Restaurant information
- Food type: Mexican
- Location: 600 E. Pine Street, Seattle, Washington, 98122, United States
- Coordinates: 47°36′55″N 122°19′27″W﻿ / ﻿47.615404°N 122.324263°W
- Seating capacity: 110
- Website: fogonseattle.com

= Fogón Cocina Mexicana =

Restaurant in Seattle, Washington, U.S.

Fogón Cocina Mexicana is a Mexican restaurant in Seattle's Capitol Hill neighborhood, in the United States.

==Description and history==
The restaurant has a 110-person capacity, The interior features "bamboo tables and benches, and a tortilla-making station that's pretty damn cool". Fogón operated via takeout and delivery during the COVID-19 pandemic.

The Capitol Hill tequila bar La Josie's, established in 2020, has been described as Fogón's "sibling" restaurant.

==Reception==
The Seattle Post-Intelligencer has called Fogón the neighborhood's most popular Mexican restaurant.

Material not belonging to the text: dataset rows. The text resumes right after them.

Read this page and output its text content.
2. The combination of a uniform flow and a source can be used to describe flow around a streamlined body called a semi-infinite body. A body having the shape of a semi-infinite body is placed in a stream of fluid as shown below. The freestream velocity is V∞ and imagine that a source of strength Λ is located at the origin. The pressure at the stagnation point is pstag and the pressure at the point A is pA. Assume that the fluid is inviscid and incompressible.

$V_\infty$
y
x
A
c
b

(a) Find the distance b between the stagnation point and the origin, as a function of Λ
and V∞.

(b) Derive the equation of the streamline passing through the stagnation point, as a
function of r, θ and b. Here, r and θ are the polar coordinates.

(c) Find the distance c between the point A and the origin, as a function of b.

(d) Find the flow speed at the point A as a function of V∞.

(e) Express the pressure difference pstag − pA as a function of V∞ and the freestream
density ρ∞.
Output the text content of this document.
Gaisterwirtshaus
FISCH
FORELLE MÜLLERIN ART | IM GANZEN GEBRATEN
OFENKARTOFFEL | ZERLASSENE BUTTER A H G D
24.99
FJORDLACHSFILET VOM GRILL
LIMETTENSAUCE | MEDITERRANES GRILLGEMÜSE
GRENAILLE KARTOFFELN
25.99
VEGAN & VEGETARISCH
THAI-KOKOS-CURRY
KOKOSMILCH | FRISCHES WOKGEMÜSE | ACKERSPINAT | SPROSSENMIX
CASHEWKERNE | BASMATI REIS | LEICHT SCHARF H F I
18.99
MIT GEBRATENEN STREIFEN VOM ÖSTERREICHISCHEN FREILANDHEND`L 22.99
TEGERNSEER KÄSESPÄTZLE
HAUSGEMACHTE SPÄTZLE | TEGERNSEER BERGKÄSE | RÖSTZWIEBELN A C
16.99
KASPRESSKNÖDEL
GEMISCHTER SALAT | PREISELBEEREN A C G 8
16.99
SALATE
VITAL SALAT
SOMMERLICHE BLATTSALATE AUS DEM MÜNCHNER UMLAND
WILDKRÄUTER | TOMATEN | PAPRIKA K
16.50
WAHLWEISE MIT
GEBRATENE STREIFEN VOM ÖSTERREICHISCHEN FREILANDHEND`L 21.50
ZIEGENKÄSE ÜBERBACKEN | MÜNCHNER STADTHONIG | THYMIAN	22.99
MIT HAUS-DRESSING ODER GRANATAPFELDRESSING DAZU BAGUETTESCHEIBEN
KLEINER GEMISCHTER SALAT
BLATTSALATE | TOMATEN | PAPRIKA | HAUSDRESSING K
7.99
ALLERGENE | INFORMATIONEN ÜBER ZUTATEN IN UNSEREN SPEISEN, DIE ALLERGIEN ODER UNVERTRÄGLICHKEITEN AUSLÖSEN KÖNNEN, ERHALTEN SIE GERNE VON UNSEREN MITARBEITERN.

Seattle Magazine included Fogón in a 2014 list of the city's best Mexican restaurants and said, "Mexican food lovers who want a little privacy and less of a scene on Capitol Hill will find solace in the unpretentious Fogón, with the bar separated from the restaurant to make drinkers and families equally comfortable."

Seattle Metropolitans Kathryn Robinson described the food as "not terribly" authentic, "but so cheap and tasty that nobody cares". The magazine's Allecia Vermillion included the restaurant in a 2021 list of "The Best Restaurants on Capitol Hill". Writers for The Infatuation included Fogón in a 2024 overview of the city's "most fun dinner spots".